Actually to be honest, your fixed and updated code snippet is about as fast as you’re going to get for this type of operation, the only way you could really get better performance now is if you add even more textures. Depending on how many textures you add, there might be some other things that could be done to make it a bit faster as well. If you stick with the three textures you have now, you’ve basically got the best performance you could have. Let me know if you would consider adding more textures!



Thanks,

Tobias

Hi @Tobias!

Actually I’m trying to process the live video from a camera with Opengl. I think in camera driver side we can configure to process only 3-5 frames(max). If we want to process a stored video file then we can add more textures. Lets assume I’m doing a playback using this method, could you please suggest me the maximum frames i can process in a single iteration?



Thanks,

Regards,

Balaji.R

Oh right, it’s live video! I didn’t realise that. In which case, what OS are you operating on? There might be a much more efficient way of processing this stuff.

@Tobias

I’m now targeting Windows CE 7 os. I’m glad to hear from you.



Regards,

Balaji.R

Hi Balaji,



Yes I’m afraid I was at a conference all last week, sorry it’s taken so long to get back to you!



Anyway unfortunately you said one of the OS’s where there’s no native mechanism to do what I was hoping. On Android for instance, there are ways to avoid various data copy/transfer operations - the camera can write directly to GPU accessible memory for instance. WinCE doesn’t have any such niceties I’m afraid :frowning:



Regardless, if you’re processing live video and can pump more textures in at once, you can still get a speed boost. So instead of your current “upload all the textures, do all the renders, then do all the reads” you should instead interleave them. You essentially need a delay of maybe 10 textures between the reads and the renders, and then again between the renders and the reads. 10 is an entire guess at the appropriate figure, you might get better performance with more delay, so I’d make it configurable and tweak accordingly. Whatever the delay is, you’ll need that many framebuffers, and twice that many textures - so for delays of 10, you’ll need 10 fbos, and 10 texture objects for uploading to, and 10 texture objects to attach to the framebuffers.



In case that isn’t clear, here’s the order you’re going for:



Upload 1

Upload 2



Upload 10

Draw 1

Upload 11 // You can start re-using texture handles at this point.

Draw 2

Upload 12



Upload 20

Draw 10

Upload 21

Draw 11 // You can start re-using framebuffers now.

Read 1

Upload 22

Draw 12

Read 2

… //Many frames later, at the end of the video…

Upload n-1 //Final Upload

Draw n-11

Read n-21

Draw n-10

Read n-20



Draw n-1 //Final draw

Read n-11

Read n-10



Read n-1 //Final read



Hope that makes sense… you’re essentially setting up a circular buffer of objects here.
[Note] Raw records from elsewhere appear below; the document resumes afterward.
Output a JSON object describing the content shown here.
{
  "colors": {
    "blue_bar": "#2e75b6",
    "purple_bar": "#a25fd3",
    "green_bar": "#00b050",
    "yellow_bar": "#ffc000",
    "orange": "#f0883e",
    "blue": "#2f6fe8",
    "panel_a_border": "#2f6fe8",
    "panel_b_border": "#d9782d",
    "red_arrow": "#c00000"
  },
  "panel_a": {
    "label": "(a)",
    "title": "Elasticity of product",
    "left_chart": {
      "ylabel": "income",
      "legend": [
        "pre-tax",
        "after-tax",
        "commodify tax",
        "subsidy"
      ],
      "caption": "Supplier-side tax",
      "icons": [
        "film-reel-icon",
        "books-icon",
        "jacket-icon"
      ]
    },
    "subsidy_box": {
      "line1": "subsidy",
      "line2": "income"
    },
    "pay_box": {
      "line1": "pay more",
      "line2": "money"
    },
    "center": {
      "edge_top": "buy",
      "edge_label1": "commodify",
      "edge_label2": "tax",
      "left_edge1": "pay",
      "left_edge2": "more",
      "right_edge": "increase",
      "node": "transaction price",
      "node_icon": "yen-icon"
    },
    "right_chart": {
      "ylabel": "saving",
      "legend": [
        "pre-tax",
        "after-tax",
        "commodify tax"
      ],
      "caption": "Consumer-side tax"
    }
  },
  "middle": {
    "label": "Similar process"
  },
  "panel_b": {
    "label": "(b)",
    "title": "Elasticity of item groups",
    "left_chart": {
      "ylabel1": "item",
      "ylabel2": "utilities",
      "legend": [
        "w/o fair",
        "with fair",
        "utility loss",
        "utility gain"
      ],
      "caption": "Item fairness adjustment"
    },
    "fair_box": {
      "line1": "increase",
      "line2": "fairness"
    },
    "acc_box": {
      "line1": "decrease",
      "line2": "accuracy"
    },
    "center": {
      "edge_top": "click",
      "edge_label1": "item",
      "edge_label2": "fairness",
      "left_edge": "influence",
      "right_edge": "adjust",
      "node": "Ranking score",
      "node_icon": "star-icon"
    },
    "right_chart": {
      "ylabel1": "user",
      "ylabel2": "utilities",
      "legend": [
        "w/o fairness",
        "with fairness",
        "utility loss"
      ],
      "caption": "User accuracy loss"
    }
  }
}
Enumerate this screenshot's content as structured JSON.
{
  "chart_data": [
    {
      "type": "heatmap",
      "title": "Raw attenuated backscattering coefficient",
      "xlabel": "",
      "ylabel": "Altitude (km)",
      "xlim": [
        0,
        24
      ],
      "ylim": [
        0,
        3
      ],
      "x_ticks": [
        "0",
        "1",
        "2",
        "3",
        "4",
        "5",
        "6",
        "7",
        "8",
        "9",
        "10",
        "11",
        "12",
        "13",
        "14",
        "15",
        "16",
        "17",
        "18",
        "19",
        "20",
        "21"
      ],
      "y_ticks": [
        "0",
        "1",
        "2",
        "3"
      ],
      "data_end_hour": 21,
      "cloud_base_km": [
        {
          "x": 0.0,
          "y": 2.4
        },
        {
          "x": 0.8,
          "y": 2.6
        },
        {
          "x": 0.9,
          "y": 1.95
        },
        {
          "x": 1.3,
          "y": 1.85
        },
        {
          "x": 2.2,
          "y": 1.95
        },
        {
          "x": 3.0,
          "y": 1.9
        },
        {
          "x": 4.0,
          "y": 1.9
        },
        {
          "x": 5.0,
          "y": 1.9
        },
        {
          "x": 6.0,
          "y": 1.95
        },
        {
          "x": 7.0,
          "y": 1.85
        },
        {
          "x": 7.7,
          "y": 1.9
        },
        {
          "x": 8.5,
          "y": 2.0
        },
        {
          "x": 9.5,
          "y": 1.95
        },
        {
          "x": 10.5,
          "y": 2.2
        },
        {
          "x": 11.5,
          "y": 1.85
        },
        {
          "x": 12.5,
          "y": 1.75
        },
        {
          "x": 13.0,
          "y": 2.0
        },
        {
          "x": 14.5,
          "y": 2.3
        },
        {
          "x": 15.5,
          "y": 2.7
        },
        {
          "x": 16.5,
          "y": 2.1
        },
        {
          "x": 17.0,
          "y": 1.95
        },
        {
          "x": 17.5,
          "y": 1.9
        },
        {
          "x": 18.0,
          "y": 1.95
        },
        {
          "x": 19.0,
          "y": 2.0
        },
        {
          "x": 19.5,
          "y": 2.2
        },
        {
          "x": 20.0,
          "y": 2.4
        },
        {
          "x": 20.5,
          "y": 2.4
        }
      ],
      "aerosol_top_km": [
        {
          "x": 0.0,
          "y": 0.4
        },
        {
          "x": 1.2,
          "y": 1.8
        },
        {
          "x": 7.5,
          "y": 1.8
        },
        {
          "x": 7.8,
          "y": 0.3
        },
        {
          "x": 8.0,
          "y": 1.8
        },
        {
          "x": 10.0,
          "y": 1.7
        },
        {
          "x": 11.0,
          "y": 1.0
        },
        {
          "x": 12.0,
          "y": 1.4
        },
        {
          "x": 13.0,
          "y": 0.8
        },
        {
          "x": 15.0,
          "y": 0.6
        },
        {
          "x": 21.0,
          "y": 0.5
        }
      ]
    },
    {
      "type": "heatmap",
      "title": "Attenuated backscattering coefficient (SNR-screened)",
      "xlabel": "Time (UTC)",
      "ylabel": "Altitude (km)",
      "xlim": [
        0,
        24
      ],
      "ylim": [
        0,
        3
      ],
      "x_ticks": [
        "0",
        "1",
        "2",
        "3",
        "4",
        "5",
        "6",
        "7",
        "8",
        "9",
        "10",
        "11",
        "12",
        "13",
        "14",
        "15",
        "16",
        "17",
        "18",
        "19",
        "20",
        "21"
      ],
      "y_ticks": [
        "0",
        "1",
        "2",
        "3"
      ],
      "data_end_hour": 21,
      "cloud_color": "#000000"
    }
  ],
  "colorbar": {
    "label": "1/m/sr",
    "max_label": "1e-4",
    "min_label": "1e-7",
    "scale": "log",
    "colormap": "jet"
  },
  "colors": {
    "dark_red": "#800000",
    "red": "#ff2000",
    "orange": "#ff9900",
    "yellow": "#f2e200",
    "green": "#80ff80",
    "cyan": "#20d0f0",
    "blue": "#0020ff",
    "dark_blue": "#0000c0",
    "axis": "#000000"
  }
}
As well as this, I’d suggest putting in some glFlush commands after each draw - I’m not 100% sure if that will do anything on the WinCE drivers, but if it does it should help regulate the framerate. If you do implement this and you see a lot of stuttering, it means it’s not working and we’ll try something else. Regardless, this should theoretically make things go a lot faster than your current version.



Regards,

Tobias



P.S. Sorry for the long-winded explanation! Kind of needed it I’m afraid.